The Malibu Hotel, on Albert Road, was hauled before a council licensing panel yesterday following a catalogue of complaints about noise and anti-social behaviour.

It was the second time the guesthouse had been before the committee in six months, and follows a five-week closure order imposed by the magistrates court which came to an end on May 30.

Councillors agreed the hotel could carry on serving alcohol but imposed a number of new conditions on the licence.

These include reducing the licensing hours from the current hours of 11am to 3am to 11am to 2am, and ordering a maximum capacity of 110 guests. The venue was also ordered to employ a door supervisor daily from 10pm until 6am.

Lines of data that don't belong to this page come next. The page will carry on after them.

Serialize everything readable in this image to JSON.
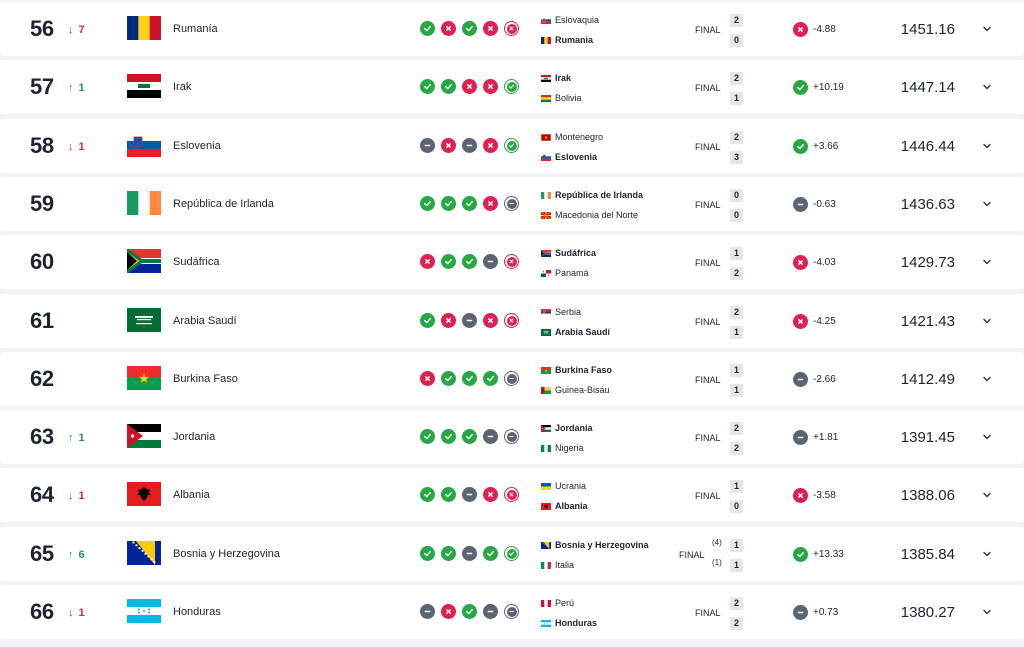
{
  "rows": [
    {
      "rank": "56",
      "move": {
        "dir": "down",
        "value": "7"
      },
      "country": "Rumanía",
      "flag": "romania-flag",
      "form": [
        "win",
        "loss",
        "win",
        "loss",
        "loss"
      ],
      "match": {
        "home": "Eslovaquia",
        "home_flag": "slovakia",
        "away": "Rumania",
        "away_flag": "romania",
        "bold": "away",
        "status": "FINAL",
        "home_score": "2",
        "away_score": "0",
        "home_pen": "",
        "away_pen": ""
      },
      "change": {
        "result": "loss",
        "value": "-4.88"
      },
      "points": "1451.16"
    },
    {
      "rank": "57",
      "move": {
        "dir": "up",
        "value": "1"
      },
      "country": "Irak",
      "flag": "iraq-flag",
      "form": [
        "win",
        "win",
        "loss",
        "loss",
        "win"
      ],
      "match": {
        "home": "Irak",
        "home_flag": "iraq",
        "away": "Bolivia",
        "away_flag": "bolivia",
        "bold": "home",
        "status": "FINAL",
        "home_score": "2",
        "away_score": "1",
        "home_pen": "",
        "away_pen": ""
      },
      "change": {
        "result": "win",
        "value": "+10.19"
      },
      "points": "1447.14"
    },
    {
      "rank": "58",
      "move": {
        "dir": "down",
        "value": "1"
      },
      "country": "Eslovenia",
      "flag": "slovenia-flag",
      "form": [
        "draw",
        "loss",
        "draw",
        "loss",
        "win"
      ],
      "match": {
        "home": "Montenegro",
        "home_flag": "montenegro",
        "away": "Eslovenia",
        "away_flag": "slovenia",
        "bold": "away",
        "status": "FINAL",
        "home_score": "2",
        "away_score": "3",
        "home_pen": "",
        "away_pen": ""
      },
      "change": {
        "result": "win",
        "value": "+3.66"
      },
      "points": "1446.44"
    },
    {
      "rank": "59",
      "move": {
        "dir": "",
        "value": ""
      },
      "country": "República de Irlanda",
      "flag": "ireland-flag",
      "form": [
        "win",
        "win",
        "win",
        "loss",
        "draw"
      ],
      "match": {
        "home": "República de Irlanda",
        "home_flag": "ireland",
        "away": "Macedonia del Norte",
        "away_flag": "north-macedonia",
        "bold": "home",
        "status": "FINAL",
        "home_score": "0",
        "away_score": "0",
        "home_pen": "",
        "away_pen": ""
      },
      "change": {
        "result": "draw",
        "value": "-0.63"
      },
      "points": "1436.63"
    },
    {
      "rank": "60",
      "move": {
        "dir": "",
        "value": ""
      },
      "country": "Sudáfrica",
      "flag": "south-africa-flag",
      "form": [
        "loss",
        "win",
        "win",
        "draw",
        "loss"
      ],
      "match": {
        "home": "Sudáfrica",
        "home_flag": "south-africa",
        "away": "Panamá",
        "away_flag": "panama",
        "bold": "home",
        "status": "FINAL",
        "home_score": "1",
        "away_score": "2",
        "home_pen": "",
        "away_pen": ""
      },
      "change": {
        "result": "loss",
        "value": "-4.03"
      },
      "points": "1429.73"
    },
    {
      "rank": "61",
      "move": {
        "dir": "",
        "value": ""
      },
      "country": "Arabia Saudí",
      "flag": "saudi-arabia-flag",
      "form": [
        "win",
        "loss",
        "draw",
        "loss",
        "loss"
      ],
      "match": {
        "home": "Serbia",
        "home_flag": "serbia",
        "away": "Arabia Saudí",
        "away_flag": "saudi-arabia",
        "bold": "away",
        "status": "FINAL",
        "home_score": "2",
        "away_score": "1",
        "home_pen": "",
        "away_pen": ""
      },
      "change": {
        "result": "loss",
        "value": "-4.25"
      },
      "points": "1421.43"
    },
    {
      "rank": "62",
      "move": {
        "dir": "",
        "value": ""
      },
      "country": "Burkina Faso",
      "flag": "burkina-faso-flag",
      "form": [
        "loss",
        "win",
        "win",
        "win",
        "draw"
      ],
      "match": {
        "home": "Burkina Faso",
        "home_flag": "burkina-faso",
        "away": "Guinea-Bisáu",
        "away_flag": "guinea-bissau",
        "bold": "home",
        "status": "FINAL",
        "home_score": "1",
        "away_score": "1",
        "home_pen": "",
        "away_pen": ""
      },
      "change": {
        "result": "draw",
        "value": "-2.66"
      },
      "points": "1412.49"
    },
    {
      "rank": "63",
      "move": {
        "dir": "up",
        "value": "1"
      },
      "country": "Jordania",
      "flag": "jordan-flag",
      "form": [
        "win",
        "win",
        "win",
        "draw",
        "draw"
      ],
      "match": {
        "home": "Jordania",
        "home_flag": "jordan",
        "away": "Nigeria",
        "away_flag": "nigeria",
        "bold": "home",
        "status": "FINAL",
        "home_score": "2",
        "away_score": "2",
        "home_pen": "",
        "away_pen": ""
      },
      "change": {
        "result": "draw",
        "value": "+1.81"
      },
      "points": "1391.45"
    },
    {
      "rank": "64",
      "move": {
        "dir": "down",
        "value": "1"
      },
      "country": "Albania",
      "flag": "albania-flag",
      "form": [
        "win",
        "win",
        "draw",
        "loss",
        "loss"
      ],
      "match": {
        "home": "Ucrania",
        "home_flag": "ukraine",
        "away": "Albania",
        "away_flag": "albania",
        "bold": "away",
        "status": "FINAL",
        "home_score": "1",
        "away_score": "0",
        "home_pen": "",
        "away_pen": ""
      },
      "change": {
        "result": "loss",
        "value": "-3.58"
      },
      "points": "1388.06"
    },
    {
      "rank": "65",
      "move": {
        "dir": "up",
        "value": "6"
      },
      "country": "Bosnia y Herzegovina",
      "flag": "bosnia-flag",
      "form": [
        "win",
        "win",
        "draw",
        "win",
        "win"
      ],
      "match": {
        "home": "Bosnia y Herzegovina",
        "home_flag": "bosnia",
        "away": "Italia",
        "away_flag": "italy",
        "bold": "home",
        "status": "FINAL",
        "home_score": "1",
        "away_score": "1",
        "home_pen": "(4)",
        "away_pen": "(1)"
      },
      "change": {
        "result": "win",
        "value": "+13.33"
      },
      "points": "1385.84"
    },
    {
      "rank": "66",
      "move": {
        "dir": "down",
        "value": "1"
      },
      "country": "Honduras",
      "flag": "honduras-flag",
      "form": [
        "draw",
        "loss",
        "win",
        "draw",
        "draw"
      ],
      "match": {
        "home": "Perú",
        "home_flag": "peru",
        "away": "Honduras",
        "away_flag": "honduras",
        "bold": "away",
        "status": "FINAL",
        "home_score": "2",
        "away_score": "2",
        "home_pen": "",
        "away_pen": ""
      },
      "change": {
        "result": "draw",
        "value": "+0.73"
      },
      "points": "1380.27"
    }
  ]
}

After the hearing owner Jonathan Hartley (pictured) said he hoped to work with the licensing authorities in future.

He added: “We are going to work more closely with licensing and with our neighbours as well, which is what we should have done before because I think better communication is the key.

“We have already had a door supervisor on this last weekend, and it worked well.

“The lower capacity will enable us to have greater control over people. It means we will have to find alternative accommodation for some of the people we have booked in on the busiest weekends.”

Blackpool Council’s chairman of licensing Coun Norman Hardy, who chaired yesterday’s panel, said officers would continue to check the venue to ensure it adhered to the new conditions.

He said after the hearing: “I have tried to build bridges between the applicant and his neighbours.

“With a licence, the council can always put conditions on and the premises owner is always thinking about those conditions so they don’t breach them.”

The Malibu, which targets the stag and hen trade, has 21 days in which to appeal the council’s decision if it wishes.